Image: Motion Performance: Tales of a Muscle Car Builder by Martyn L. Schorr
Chevrolet’s most notable people in history have come from all walks of life, but some are not nearly as well known by their names as they are by what they brought to Chevrolet. For Joel Rosen, owner and founder of the famed Motion Performance, that much is true, but it doesn’t lessen his influence on Chevrolet history. In fact, being known as Mr. Motion more so than Joel Rosen, makes him more of a super power of the musclecar era than just a simple influence.
Most know the story of Baldwin-Motion and the amazing performance cars the joint venture between Motion Performance and Baldwin Chevrolet produced back in the ’60s and ’70s. Without Joel Rosen – the man behind Motion Performance – a big chunk of Chevrolet history and a whole fleet of highly-collectible musclecars wouldn’t exist today. But Rosen didn’t always dabble in creating monstrous performance Chevys. In fact, he started out in the automotive industry, tuning and repairing cars better known as being grocery-getters than fast-paced sports cars.

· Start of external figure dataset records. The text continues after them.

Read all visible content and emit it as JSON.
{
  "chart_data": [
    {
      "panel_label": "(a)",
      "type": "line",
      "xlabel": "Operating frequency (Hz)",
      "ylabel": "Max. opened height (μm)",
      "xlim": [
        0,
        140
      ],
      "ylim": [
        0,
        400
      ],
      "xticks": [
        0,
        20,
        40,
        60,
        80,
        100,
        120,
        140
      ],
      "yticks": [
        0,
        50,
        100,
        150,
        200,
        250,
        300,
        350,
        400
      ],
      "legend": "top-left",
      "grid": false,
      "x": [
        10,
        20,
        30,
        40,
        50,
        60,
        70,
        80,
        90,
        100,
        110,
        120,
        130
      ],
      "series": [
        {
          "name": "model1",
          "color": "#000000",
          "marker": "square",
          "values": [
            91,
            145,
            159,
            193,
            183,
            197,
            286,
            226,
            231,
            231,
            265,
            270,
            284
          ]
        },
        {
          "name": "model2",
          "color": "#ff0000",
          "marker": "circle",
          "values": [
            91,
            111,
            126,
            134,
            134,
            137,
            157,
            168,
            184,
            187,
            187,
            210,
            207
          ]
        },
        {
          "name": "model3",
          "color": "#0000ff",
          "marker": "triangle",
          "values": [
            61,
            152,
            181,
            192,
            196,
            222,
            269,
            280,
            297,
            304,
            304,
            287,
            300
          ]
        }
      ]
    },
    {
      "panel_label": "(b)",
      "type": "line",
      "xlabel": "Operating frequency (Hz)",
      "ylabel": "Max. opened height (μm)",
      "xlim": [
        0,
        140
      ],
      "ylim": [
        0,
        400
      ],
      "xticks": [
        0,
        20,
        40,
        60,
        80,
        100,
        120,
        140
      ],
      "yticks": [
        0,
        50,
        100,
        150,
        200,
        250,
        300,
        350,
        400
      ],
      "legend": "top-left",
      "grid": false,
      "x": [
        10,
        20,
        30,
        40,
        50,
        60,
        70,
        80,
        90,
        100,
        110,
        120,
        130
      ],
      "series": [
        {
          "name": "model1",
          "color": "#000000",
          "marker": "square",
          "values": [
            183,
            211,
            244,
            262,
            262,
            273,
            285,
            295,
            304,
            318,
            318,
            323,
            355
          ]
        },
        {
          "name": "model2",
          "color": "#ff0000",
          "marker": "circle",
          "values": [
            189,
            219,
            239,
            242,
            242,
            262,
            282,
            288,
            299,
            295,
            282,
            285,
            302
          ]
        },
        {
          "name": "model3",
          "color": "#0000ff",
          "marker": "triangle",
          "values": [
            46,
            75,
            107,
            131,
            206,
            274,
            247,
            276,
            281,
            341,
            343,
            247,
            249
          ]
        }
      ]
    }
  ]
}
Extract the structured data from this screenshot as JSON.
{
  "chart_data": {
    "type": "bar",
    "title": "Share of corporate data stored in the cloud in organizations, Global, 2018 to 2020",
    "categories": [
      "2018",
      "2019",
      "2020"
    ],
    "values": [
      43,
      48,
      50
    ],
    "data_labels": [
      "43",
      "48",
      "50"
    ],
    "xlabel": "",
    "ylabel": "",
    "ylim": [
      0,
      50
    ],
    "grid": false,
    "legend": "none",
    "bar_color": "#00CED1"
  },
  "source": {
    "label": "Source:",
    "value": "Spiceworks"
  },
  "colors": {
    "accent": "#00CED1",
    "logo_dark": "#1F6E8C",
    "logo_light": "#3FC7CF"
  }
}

In the late 1950s, what would become Motion Performance started out as a Sunco service station. Later named the Neclan Service Station under Rosen’s (then a junior partner) charge, the Brooklyn, New York, shop focused more on servicing average rides than performance machines. But in 1963, after having jumped in the performance-tuning world with “up and coming” performance cars, including his beloved Corvette, Rosen not only changed the name of the service station to Motion Performance, he also changed the direction his career was headed.
Joel Rosen (left) and Clem Hoppe pose with Hoppe’s car “King Cobra”.
The name Motion Performance was derived from the Motion El’, a high-performance ignition system Rosen had installed in his, and other performance Corvettes. Adding a chassis dyno to the shop only added fuel to the high-performance fire, and Rosen quickly became known for his performance tuning skills. Corvettes were certainly a love of Rosen’s, so much so, that he owned a couple by 1963, including a 1958 fuelie he rolled and destroyed while racing when on his honeymoon. What you might not realize, is that he first made a name for himself and Motion Performance in the NHRA and NASCAR series’ behind the wheel of Ford’s Cobra.
Joel Rosen with the new/old Baldwin Motion Supercoupe. Image: Hemmings
In the mid ’60s, Rosen campaigned two high-performance Cobras, one, 289ci a small-block-wielding car, and the other, a 427ci big-block-wielding car known as King Cobra, owned by Clem Hoppe. Both cars were record holders, and acted as proof of just what the tuner now known as “Mr. Motion” could really do.
In the book How to Snake a National Record, Hoppe explains that his Cobra wasn’t performing to the extent that he wanted back in the day, only running 14s in the 1/4-mile. After seeing Rosen run his small-block car, Hoppe turned his new Cobra over to him, and had the full Motion treatment applied.
The result was a full-fledged rocket on wheels – one that went on to put down 1/4-mile times in the low to mid 10-second range. The car set a new record of 131 mph with a 10.64-second run.
In 1966, still working both the Ford and Chevrolet angles (he still loved his Corvettes), Rosen moved his shop to Baldwin, New York. By 1967, Chevrolet had released the Camaro, and this prompted Rosen to partner with Baldwin Chevrolet to create one-of-a-kind, built-to-order Camaro super cars. From there, the Motion kept going forward, and expanded to include Novas, Chevelles, Corvettes, and even Biscayne “Street Racer Specials.”
Rosen’s name may never be as famous as that of his high-performance company, but without him, the musclecar era would not have been the same. Drop the name Motion Chevrolet or the combined namesake of Baldwin-Motion around any shop, car show, or race, and watch any true Chevy fan’s eyes light up. Maybe that’s why Rosen brought back the name in 2001 with new Camaro offerings. Or maybe, Rosen hadn’t quite finished what he had started back in the day. Either way, we’re not complaining.